Les avantages de l’insémination sont multiples sur la productivité et la reproduction de notre cheptel. Mme Abdou Balkissa informe que pour les âges à la reproduction, la 1ère saillie fécondante et à la 1ère mise-bas des croisées F1 sont beaucoup plus courts que ceux des races locales de 17 à 24 mois contre 38 à 48 mois. Quant à la croissance, le poids à la naissance des veaux croisés F1 de 34 kg sont nettement plus élevés que ceux des races locales de 21 à 23 kg. Il en est de même pour les poids à âge-type de six mois 135 kg contre 81 à 98 kg pour les races locales.

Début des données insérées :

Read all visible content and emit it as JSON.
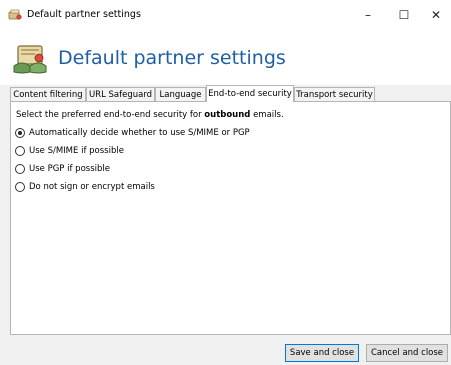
{
  "window": {
    "title": "Default partner settings",
    "controls": {
      "minimize": "–",
      "maximize": "☐",
      "close": "✕"
    }
  },
  "header": {
    "title": "Default partner settings",
    "icon": "partner-handshake-icon"
  },
  "tabs": [
    {
      "label": "Content filtering",
      "active": false
    },
    {
      "label": "URL Safeguard",
      "active": false
    },
    {
      "label": "Language",
      "active": false
    },
    {
      "label": "End-to-end security",
      "active": true
    },
    {
      "label": "Transport security",
      "active": false
    }
  ],
  "panel": {
    "description_prefix": "Select the preferred end-to-end security for ",
    "description_bold": "outbound",
    "description_suffix": " emails.",
    "options": [
      {
        "label": "Automatically decide whether to use S/MIME or PGP",
        "checked": true
      },
      {
        "label": "Use S/MIME if possible",
        "checked": false
      },
      {
        "label": "Use PGP if possible",
        "checked": false
      },
      {
        "label": "Do not sign or encrypt emails",
        "checked": false
      }
    ]
  },
  "footer": {
    "save_label": "Save and close",
    "cancel_label": "Cancel and close"
  },
  "colors": {
    "title_blue": "#1e5fa6",
    "focus_border": "#0078d7"
  }
}
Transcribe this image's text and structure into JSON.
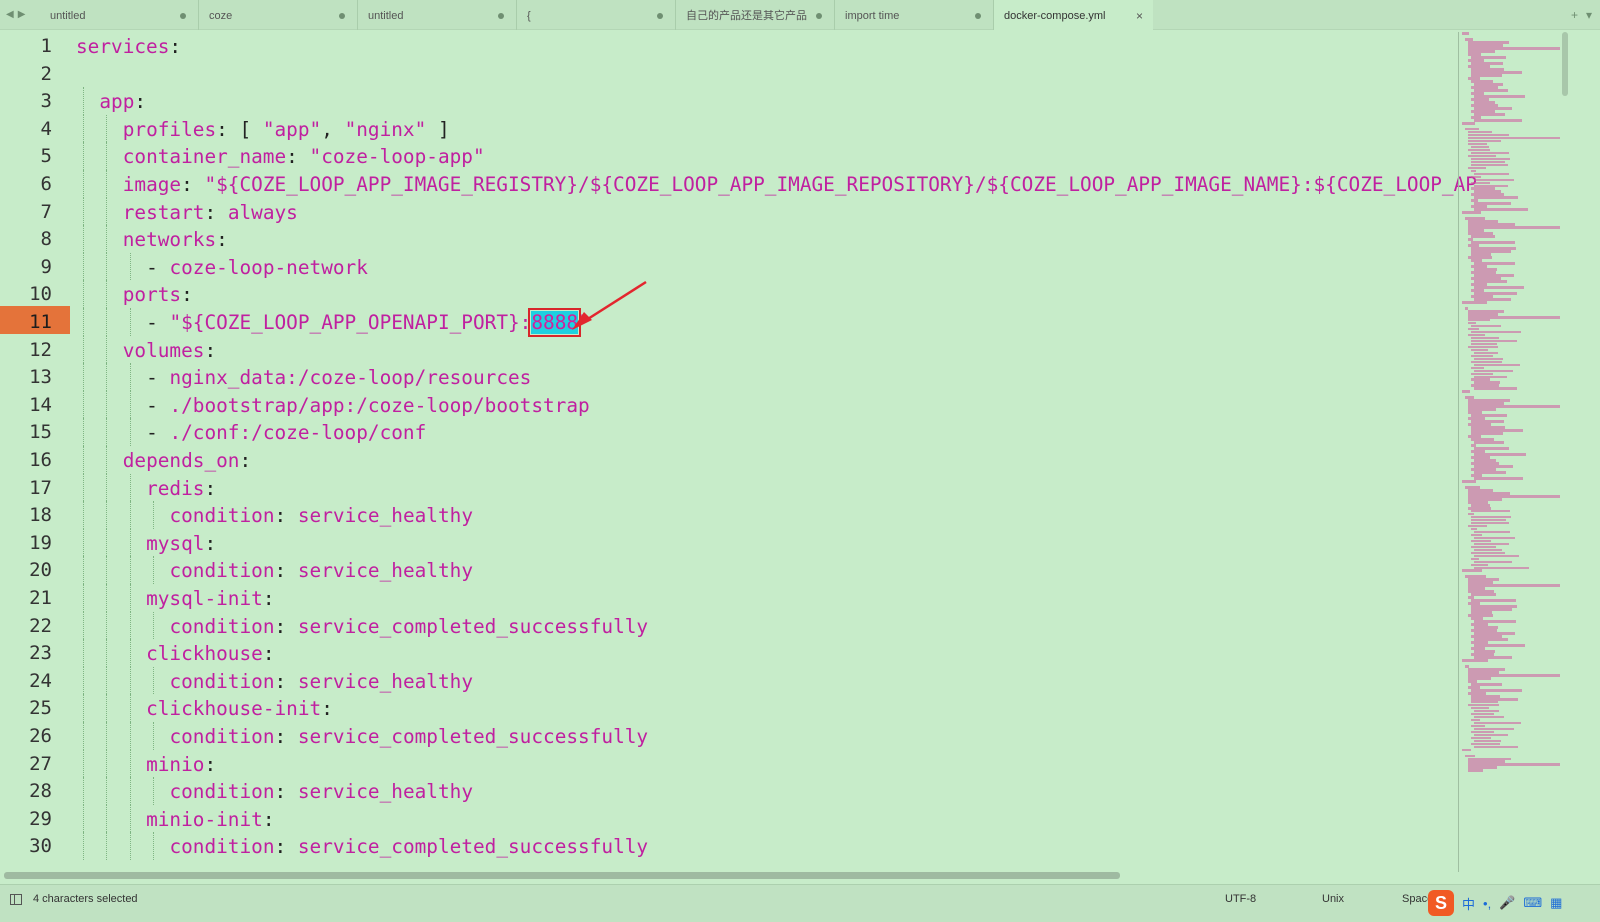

Aussi, la production laitière des bovins croisés est de 10 litres de lait par jour et peut atteindre 15 l/jour à partir de la deuxième mise-bas. Il faut noter aussi l’existence de spécimen à haute productivité pouvant aller jusqu’à 18 litres à plus par jour à la deuxième mise-bas. Alors qu’en milieu traditionnel, la production laitière varie de 2 à 4 litres par jour et par vache. « Les croisés F1 ont une exigence alimentaire et sanitaire plus élevées que nos races locales. En milieu traditionnel chez l’éleveur qui ne peut pas entretenir un métis, on peut utiliser les semences de nos races locales sélectionnées (azawak). En Elevage semi-intensif ou intensif, on peut utiliser les semences exotiques qui sont susceptibles de donner des produits qui auront un bon potentiel génétique plus élevé que celui de nos races locales », explique la Directrice de l’Amélioration Génétique.
Toutefois, en cette période de sanction ou nous assistons à la rareté des produits de première nécessité et aussi à une flambée des prix de certaines denrées alimentaires tels que les produits et sous-produits d’élevage, des actions peuvent être menées afin de faciliter et renforcer la mise en œuvre de la stratégie d’amélioration génétique à travers l’insémination de nos races locales avec les semences de nos races locales performantes sélectionnées Azawak. La technicienne propose en outre la promotion des cultures fourragères pour améliorer les performances alimentaires des vaches inséminées et des mâles soumis à l’embouche ainsi que l’amélioration des conditions d’élevage (habitat, hygiène et santé, alimentation). « Toutes ces mesures concourront à améliorer la production et la productivité de nos races locales pour satisfaire les besoins en produits animaux de la population et ce en lien avec le Programme de Résilience pour la Sauvegarde de la Patrie (PRSP) déjà en formulation », souligne Mme Abdou Balkissa Gado Garba.
Eu égard à l’importance que revêt l’insémination artificielle dans l’amélioration des conditions alimentaires et socioéconomiques des populations, la directrice de l’amélioration génétique ajoute que la création d’un centre d’amélioration génétique disposant d’un laboratoire et d’une banque de gènes etc. s’avère nécessaire pour avoir un dispositif complet de biotechnologie de reproduction.